How does Nano sail? It's not by solar winds pushing it, but actually the very small force from particles of light that emanate from the sun, called photons. Not quite the smooth sailing moviegoers saw in "Attack of the Clones."
"Count Dooku would have taken months to move from the position he was in, and would have needed a bigger sail," said Alhorn, a "Star Wars" buff.
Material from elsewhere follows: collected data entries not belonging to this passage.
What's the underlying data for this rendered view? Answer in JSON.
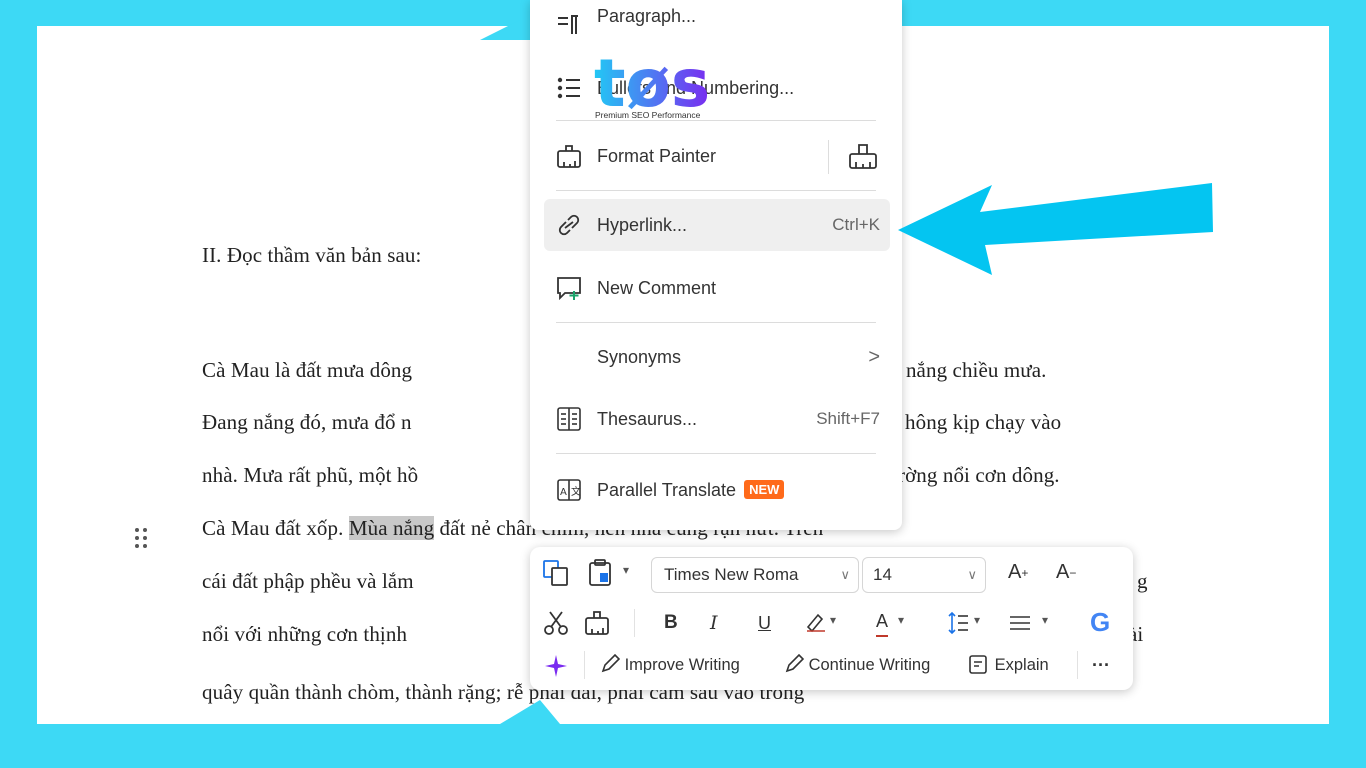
{
  "colors": {
    "background": "#3dd9f5",
    "arrow": "#04c5f1",
    "badge": "#ff6a1a",
    "logo_gradient": [
      "#22c8f4",
      "#7a2bf0"
    ]
  },
  "logo": {
    "text": "tøs",
    "tagline": "Premium SEO Performance"
  },
  "document": {
    "heading": "II. Đọc thầm văn bản sau:",
    "lines": [
      {
        "text": "Cà Mau là đất mưa dông",
        "right": "n nắng chiều mưa."
      },
      {
        "text": "Đang nắng đó, mưa đổ n",
        "right": "hông kịp chạy vào"
      },
      {
        "text": "nhà. Mưa rất phũ, một hồ",
        "right": "rờng nổi cơn dông."
      },
      {
        "text": "Cà Mau đất xốp. ",
        "highlight": "Mùa nắng",
        "tail": " đất nẻ chân chim, nền nhà cũng rạn nứt. Trên"
      },
      {
        "text": "cái đất phập phều và lắm",
        "right": "g"
      },
      {
        "text": "nổi với những cơn thịnh",
        "right": "ài"
      },
      {
        "text": "quây quần thành chòm, thành rặng; rễ phải dài, phải cắm sâu vào trong"
      }
    ]
  },
  "context_menu": {
    "items": [
      {
        "label": "Paragraph...",
        "icon": "paragraph-icon"
      },
      {
        "label": "Bullets and Numbering...",
        "icon": "bullet-list-icon"
      },
      {
        "label": "Format Painter",
        "icon": "format-painter-icon"
      },
      {
        "label": "Hyperlink...",
        "shortcut": "Ctrl+K",
        "icon": "link-icon"
      },
      {
        "label": "New Comment",
        "icon": "comment-plus-icon"
      },
      {
        "label": "Synonyms",
        "icon": "chevron-right-icon"
      },
      {
        "label": "Thesaurus...",
        "shortcut": "Shift+F7",
        "icon": "thesaurus-icon"
      },
      {
        "label": "Parallel Translate",
        "badge": "NEW",
        "icon": "translate-icon"
      }
    ]
  },
  "toolbar": {
    "font_name": "Times New Roma",
    "font_size": "14",
    "grow_label": "A",
    "grow_sup": "+",
    "shrink_label": "A",
    "shrink_sup": "−",
    "bold": "B",
    "italic": "I",
    "underline": "U",
    "font_color": "A",
    "google": "G",
    "ai_actions": [
      "Improve Writing",
      "Continue Writing",
      "Explain"
    ],
    "more": "···"
  }
}
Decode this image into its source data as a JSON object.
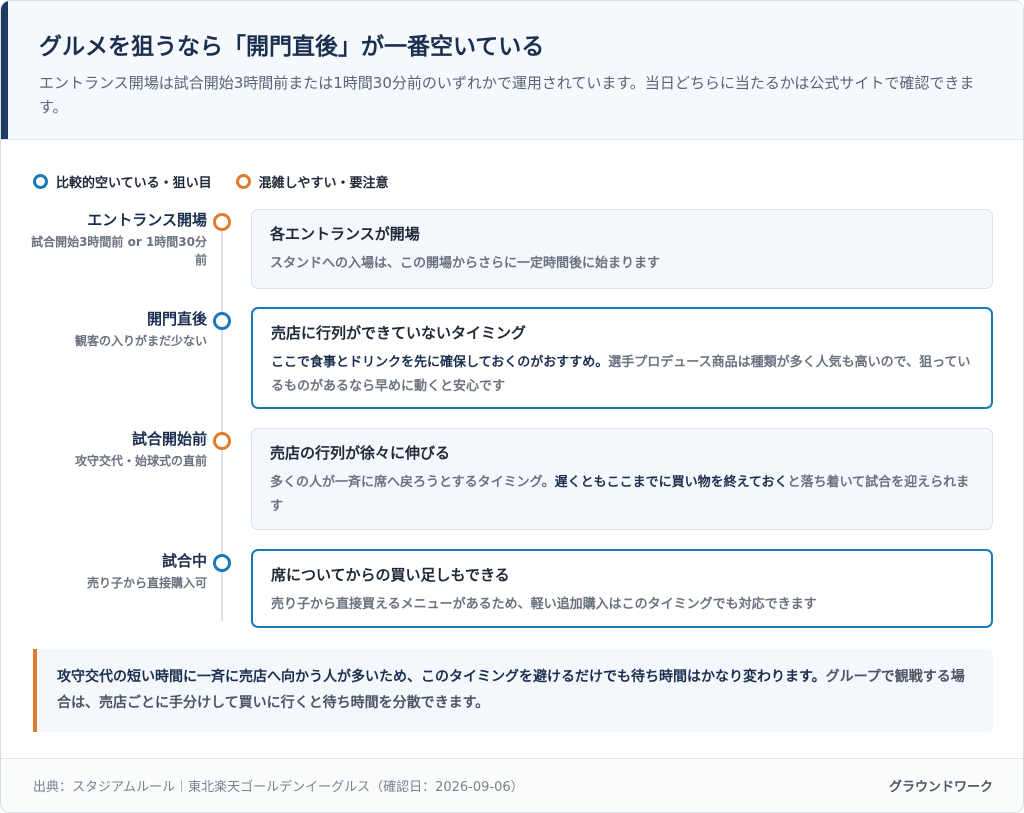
{
  "header": {
    "title": "グルメを狙うなら「開門直後」が一番空いている",
    "subtitle": "エントランス開場は試合開始3時間前または1時間30分前のいずれかで運用されています。当日どちらに当たるかは公式サイトで確認できます。"
  },
  "legend": [
    {
      "label": "比較的空いている・狙い目",
      "color": "#1a7ab8"
    },
    {
      "label": "混雑しやすい・要注意",
      "color": "#e07b2e"
    }
  ],
  "stages": [
    {
      "title": "エントランス開場",
      "sub": "試合開始3時間前 or 1時間30分前",
      "status": "busy",
      "box_title": "各エントランスが開場",
      "body": [
        {
          "text": "スタンドへの入場は、この開場からさらに一定時間後に始まります",
          "strong": false
        }
      ]
    },
    {
      "title": "開門直後",
      "sub": "観客の入りがまだ少ない",
      "status": "quiet",
      "box_title": "売店に行列ができていないタイミング",
      "body": [
        {
          "text": "ここで食事とドリンクを先に確保しておくのがおすすめ。",
          "strong": true
        },
        {
          "text": "選手プロデュース商品は種類が多く人気も高いので、狙っているものがあるなら早めに動くと安心です",
          "strong": false
        }
      ]
    },
    {
      "title": "試合開始前",
      "sub": "攻守交代・始球式の直前",
      "status": "busy",
      "box_title": "売店の行列が徐々に伸びる",
      "body": [
        {
          "text": "多くの人が一斉に席へ戻ろうとするタイミング。",
          "strong": false
        },
        {
          "text": "遅くともここまでに買い物を終えておく",
          "strong": true
        },
        {
          "text": "と落ち着いて試合を迎えられます",
          "strong": false
        }
      ]
    },
    {
      "title": "試合中",
      "sub": "売り子から直接購入可",
      "status": "quiet",
      "box_title": "席についてからの買い足しもできる",
      "body": [
        {
          "text": "売り子から直接買えるメニューがあるため、軽い追加購入はこのタイミングでも対応できます",
          "strong": false
        }
      ]
    }
  ],
  "note": [
    {
      "text": "攻守交代の短い時間に一斉に売店へ向かう人が多いため、このタイミングを避けるだけでも待ち時間はかなり変わります。",
      "strong": true
    },
    {
      "text": "グループで観戦する場合は、売店ごとに手分けして買いに行くと待ち時間を分散できます。",
      "strong": false
    }
  ],
  "footer": {
    "source": "出典：スタジアムルール｜東北楽天ゴールデンイーグルス（確認日：2026-09-06）",
    "brand": "グラウンドワーク"
  },
  "colors": {
    "quiet": "#1a7ab8",
    "busy": "#e07b2e",
    "navy": "#1b2f4f"
  }
}
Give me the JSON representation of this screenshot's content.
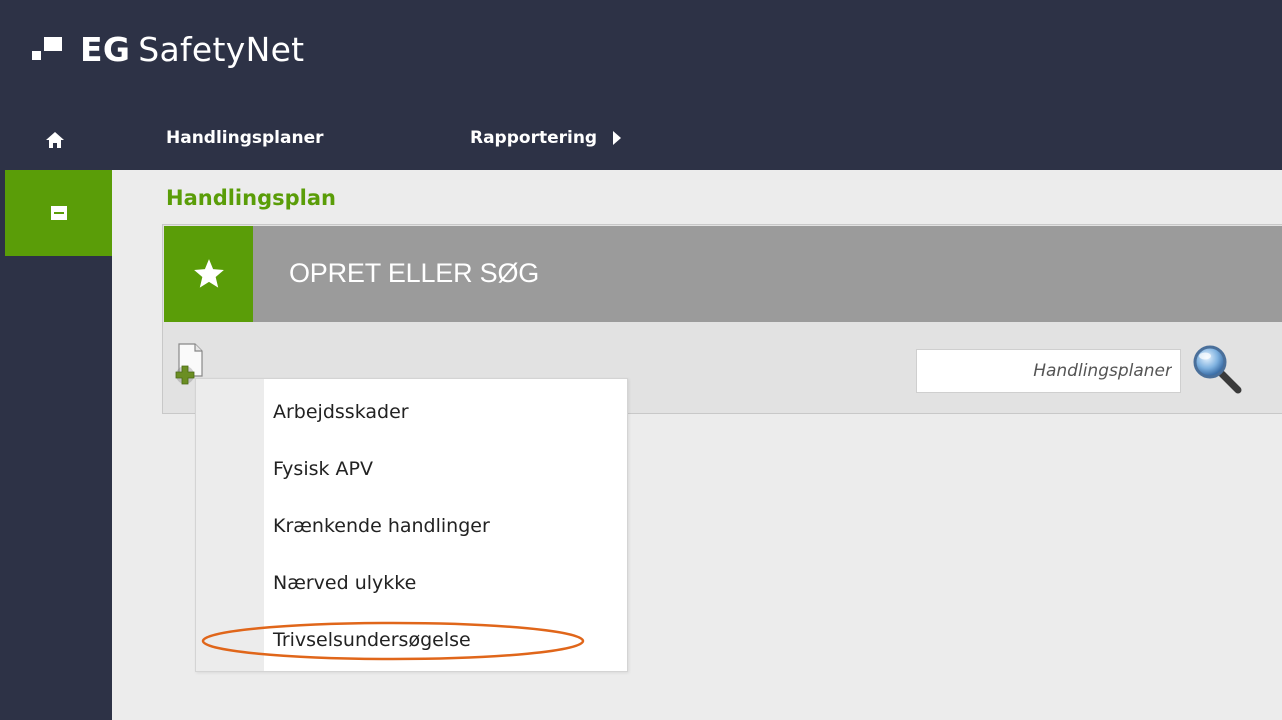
{
  "app": {
    "logo_bold": "EG",
    "logo_name": "SafetyNet"
  },
  "nav": {
    "home_icon": "home-icon",
    "items": [
      {
        "label": "Handlingsplaner"
      },
      {
        "label": "Rapportering",
        "has_submenu": true
      }
    ]
  },
  "sidebar": {
    "active_icon": "list-icon"
  },
  "page": {
    "title": "Handlingsplan"
  },
  "panel": {
    "title": "OPRET ELLER SØG",
    "star_icon": "star-icon",
    "new_icon": "new-document-icon",
    "search_placeholder": "Handlingsplaner",
    "search_icon": "magnifier-icon"
  },
  "menu": {
    "items": [
      {
        "label": "Arbejdsskader"
      },
      {
        "label": "Fysisk APV"
      },
      {
        "label": "Krænkende handlinger"
      },
      {
        "label": "Nærved ulykke"
      },
      {
        "label": "Trivselsundersøgelse",
        "highlighted": true
      }
    ]
  },
  "colors": {
    "dark_navy": "#2d3246",
    "green": "#5a9d08",
    "header_gray": "#9b9b9b",
    "highlight_orange": "#e0661a"
  }
}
Solar sails can't just be unfurled to surf space currents. "We measure the speed in tenths of millimeters per second squared. [But] that acceleration is constant, so as time adds up, you can get going very fast," he explained.
So fast that in a race between a rocket and a solar sail, the sail would win as its speed increases exponentially -- meaning that during the last leg of the race the sail would very quickly overtake the rocket and beat its time considerably.
Alhorn figures the cost itself of the NanoSail-D2 to be something of a bargain -- about $250,000. Compare that to the $450 million price tag of a space shuttle mission, the $19,995 cost of a deluxe space burial and the very low price of solar radiation -- and soon you'll understand the technology's promise.
For the moment, though, Alhorn said NanoSail-D2 is more about observing how solar sails behave -- for instance, what they'll do in orbit or if they'll change the plane at which they "fly" through space.
The next generation in the proposal stage, called FeatherSail, which will enlist the design help of college students, will be more about the possibility of experiments -- even an interstellar mission, Alhorn added.
If future space explorers harness solar sails and ride them to the galaxy's edge, remember where NASA began: With a low-priority project that once went by the nickname "LunchSat." It seemed that the only time people could find to work on NanoSail-D2 was during their lunch break.